Both he and Ged woke late, when the sun, already a hand’s breadth above the hills, broke free at last from fog and brightened the cold land. As they ate their small morning meal the dragon came, wheeling above them in the air. Fire shot from his jaws, and smoke and sparks from his red nostrils; his teeth gleamed like blades of ivory in that lurid glare. But he said nothing, though Ged hailed him, crying in his language, “Hast found him, Orm Embar?”
The dragon threw back his head and arched his body strangely, raking the wind with his razor talons. Then he set off flying fast to the west, looking back at them as he went.
Ged gripped his staff and struck it on the ground. “He cannot
speak,” he said. “He cannot speak! The words of the Making are taken from him, and he is left like an adder, like a tongueless worm, his wisdom dumb. Yet he can lead, and we can follow!” Swinging up their light packs on their backs, they strode westward across the hills, as Orm Embar had flown.
Eight miles or more they went, not slackening that first, swift, steady pace. Now the sea lay on either hand, and they walked on a long, falling ridge-back that ran down at last through dry reeds and winding creek-beds to an outcurving beach of sand, colored like ivory. This was the westernmost cape of all the lands, the end of earth.
Orm Embar crouched on that ivory sand, his head low like an angry cat’s and his breath coming in gasps of fire. Some way before him, between him and the long, low breakers of the sea, stood a thing like a hut or shelter, white, as if built of long-bleached driftwood. But there was no driftwood on this shore which faced no other land. As they came closer Arren saw that the ramshackle walls were built up of great bones: whales’ bones, he thought at first, and then saw the white triangles edged like knives, and knew they were the bones of a dragon.
They came to the place. Sunlight on the sea glittered through crevices between the bones. The lintel of the doorway was a thighbone longer than a man. On it stood a human skull, staring with hollow eyes at the hills of Selidor.
They stopped there, and as they looked up at the skull a man
came out of the doorway under it. He wore an armor of gilt bronze of ancient fashion; it was rent as if by hatchet blows, and the jeweled scabbard of his sword was empty. His face was stern, with arched, black brows and narrow nose; his eyes were dark, keen, and sorrowful. There were wounds on his arms and in his throat and side; they bled no longer, but they were mortal wounds. He stood erect and still, and looked at them.
Ged took one step toward him. They were somewhat alike, thus face-to-face.
“Thou art Erreth-Akbe,” Ged said. The other gazed at him steadily and nodded once, but did not speak.

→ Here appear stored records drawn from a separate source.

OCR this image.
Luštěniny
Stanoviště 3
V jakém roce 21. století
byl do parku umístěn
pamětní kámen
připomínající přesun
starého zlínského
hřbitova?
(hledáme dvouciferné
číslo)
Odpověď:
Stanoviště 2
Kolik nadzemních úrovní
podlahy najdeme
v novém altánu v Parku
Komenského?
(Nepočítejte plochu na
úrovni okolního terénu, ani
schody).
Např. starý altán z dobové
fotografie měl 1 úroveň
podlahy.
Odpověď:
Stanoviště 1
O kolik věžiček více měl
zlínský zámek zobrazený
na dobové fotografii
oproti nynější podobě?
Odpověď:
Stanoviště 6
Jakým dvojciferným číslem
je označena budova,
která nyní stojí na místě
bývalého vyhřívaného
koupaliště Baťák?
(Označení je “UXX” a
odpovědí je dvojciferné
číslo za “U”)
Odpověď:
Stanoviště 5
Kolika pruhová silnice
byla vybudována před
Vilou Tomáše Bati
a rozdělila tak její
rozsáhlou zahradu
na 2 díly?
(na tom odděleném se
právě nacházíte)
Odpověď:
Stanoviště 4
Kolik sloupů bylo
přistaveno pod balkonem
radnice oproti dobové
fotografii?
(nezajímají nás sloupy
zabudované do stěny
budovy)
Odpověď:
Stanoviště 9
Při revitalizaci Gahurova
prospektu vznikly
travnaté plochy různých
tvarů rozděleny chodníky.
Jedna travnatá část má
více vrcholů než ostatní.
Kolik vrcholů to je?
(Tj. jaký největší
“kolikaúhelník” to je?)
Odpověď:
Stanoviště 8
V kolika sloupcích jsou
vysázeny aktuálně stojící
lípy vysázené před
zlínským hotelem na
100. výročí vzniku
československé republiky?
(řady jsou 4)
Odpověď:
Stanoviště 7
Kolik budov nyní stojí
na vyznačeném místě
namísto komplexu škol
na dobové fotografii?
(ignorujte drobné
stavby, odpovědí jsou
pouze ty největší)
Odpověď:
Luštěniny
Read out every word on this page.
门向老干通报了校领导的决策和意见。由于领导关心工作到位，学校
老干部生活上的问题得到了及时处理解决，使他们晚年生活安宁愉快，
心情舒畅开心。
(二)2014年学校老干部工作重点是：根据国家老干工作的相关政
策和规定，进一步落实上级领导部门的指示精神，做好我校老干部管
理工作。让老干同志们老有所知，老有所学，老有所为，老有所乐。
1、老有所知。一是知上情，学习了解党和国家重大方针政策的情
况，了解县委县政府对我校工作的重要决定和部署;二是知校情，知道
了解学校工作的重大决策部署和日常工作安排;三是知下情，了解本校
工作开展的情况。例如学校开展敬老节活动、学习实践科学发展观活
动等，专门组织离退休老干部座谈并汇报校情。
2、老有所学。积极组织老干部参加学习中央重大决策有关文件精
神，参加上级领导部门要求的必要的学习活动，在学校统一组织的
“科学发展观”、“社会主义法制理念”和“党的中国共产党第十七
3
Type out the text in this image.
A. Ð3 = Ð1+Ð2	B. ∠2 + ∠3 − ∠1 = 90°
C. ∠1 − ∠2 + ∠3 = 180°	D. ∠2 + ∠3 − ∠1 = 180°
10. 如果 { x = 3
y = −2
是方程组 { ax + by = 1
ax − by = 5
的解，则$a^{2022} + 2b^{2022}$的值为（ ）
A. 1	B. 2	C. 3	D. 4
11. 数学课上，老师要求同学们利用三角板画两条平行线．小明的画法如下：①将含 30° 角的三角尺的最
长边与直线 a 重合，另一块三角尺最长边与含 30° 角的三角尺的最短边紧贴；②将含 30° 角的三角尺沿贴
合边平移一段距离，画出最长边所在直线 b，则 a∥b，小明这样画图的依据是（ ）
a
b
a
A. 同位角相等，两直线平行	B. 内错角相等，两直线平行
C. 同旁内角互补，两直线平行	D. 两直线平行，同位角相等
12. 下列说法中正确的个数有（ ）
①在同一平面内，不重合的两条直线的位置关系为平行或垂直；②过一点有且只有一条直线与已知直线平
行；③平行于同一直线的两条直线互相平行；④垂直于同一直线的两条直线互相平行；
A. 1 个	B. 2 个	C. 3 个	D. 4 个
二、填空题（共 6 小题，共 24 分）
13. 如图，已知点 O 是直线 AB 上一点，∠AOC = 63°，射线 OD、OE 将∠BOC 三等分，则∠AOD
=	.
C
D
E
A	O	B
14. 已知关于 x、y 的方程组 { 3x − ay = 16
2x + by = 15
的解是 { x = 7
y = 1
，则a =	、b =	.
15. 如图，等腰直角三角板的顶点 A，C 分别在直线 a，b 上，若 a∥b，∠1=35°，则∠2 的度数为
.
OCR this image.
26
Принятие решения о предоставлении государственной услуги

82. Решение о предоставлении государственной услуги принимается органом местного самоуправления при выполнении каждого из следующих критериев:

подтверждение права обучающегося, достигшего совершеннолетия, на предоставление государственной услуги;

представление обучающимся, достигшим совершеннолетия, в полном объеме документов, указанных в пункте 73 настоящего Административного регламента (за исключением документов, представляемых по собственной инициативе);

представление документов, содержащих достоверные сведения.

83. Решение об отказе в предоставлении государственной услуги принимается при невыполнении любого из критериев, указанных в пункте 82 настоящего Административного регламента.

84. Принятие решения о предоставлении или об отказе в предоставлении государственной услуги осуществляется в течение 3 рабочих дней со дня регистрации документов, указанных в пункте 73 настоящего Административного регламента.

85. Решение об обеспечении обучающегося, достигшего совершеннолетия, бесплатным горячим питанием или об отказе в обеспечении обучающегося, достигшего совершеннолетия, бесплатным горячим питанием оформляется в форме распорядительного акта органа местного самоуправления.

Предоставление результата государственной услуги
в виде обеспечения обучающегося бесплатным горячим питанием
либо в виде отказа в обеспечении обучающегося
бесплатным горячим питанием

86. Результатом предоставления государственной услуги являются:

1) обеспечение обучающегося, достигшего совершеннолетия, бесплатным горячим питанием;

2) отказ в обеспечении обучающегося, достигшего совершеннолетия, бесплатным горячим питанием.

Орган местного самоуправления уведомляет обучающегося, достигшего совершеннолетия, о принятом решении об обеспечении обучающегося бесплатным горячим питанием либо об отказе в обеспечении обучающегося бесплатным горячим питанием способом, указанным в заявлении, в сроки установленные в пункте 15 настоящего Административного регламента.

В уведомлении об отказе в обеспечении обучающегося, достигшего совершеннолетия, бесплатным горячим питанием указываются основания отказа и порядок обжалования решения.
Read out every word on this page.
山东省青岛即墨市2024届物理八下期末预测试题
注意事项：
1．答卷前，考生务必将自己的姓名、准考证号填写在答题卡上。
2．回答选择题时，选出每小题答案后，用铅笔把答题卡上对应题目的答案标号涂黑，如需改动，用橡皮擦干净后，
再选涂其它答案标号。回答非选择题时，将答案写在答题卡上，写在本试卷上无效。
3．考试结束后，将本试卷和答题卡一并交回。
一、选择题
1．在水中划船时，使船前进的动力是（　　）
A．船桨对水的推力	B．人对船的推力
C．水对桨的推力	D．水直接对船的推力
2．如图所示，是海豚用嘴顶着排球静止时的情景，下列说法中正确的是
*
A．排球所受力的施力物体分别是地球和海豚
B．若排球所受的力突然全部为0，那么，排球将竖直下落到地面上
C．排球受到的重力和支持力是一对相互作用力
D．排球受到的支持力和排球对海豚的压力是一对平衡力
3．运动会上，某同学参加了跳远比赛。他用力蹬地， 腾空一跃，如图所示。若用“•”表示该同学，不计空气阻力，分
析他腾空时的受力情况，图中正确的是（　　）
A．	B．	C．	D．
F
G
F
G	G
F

“Even thou, even thou must do his bidding.” Rage was in Ged’s voice. “O my lord, and best and bravest of us all, rest in thy honor and in death!” And raising his hands, Ged brought them down in a great gesture, saying again those words he had spoken to the multitudes of the dead. His hands left behind on the air a moment a broad, bright track. When it was gone, the armored man was gone, and only the sun dazzled on the sand where he had stood.
Ged struck at the house of bones with his staff, and it fell and vanished away. Nothing of it was left but one great rib bone that stuck up out of the sand.
He turned to Orm Embar. “Is it here, Orm Embar? Is this the place?”
The dragon opened his mouth and made a huge, gasping hiss.
“Here on the last shore of the world. That is well!” Then
holding his black yew staff in his left hand, Ged opened his arms in the gesture of invocation, and spoke. Though he spoke in the language of the Making, yet Arren understood, at last, as all who hear that invocation must understand, for it has power over all: “Now do I summon you and here, my enemy, before my eyes and in the flesh, and bind you by the word that will not be spoken till time’s end, to come!”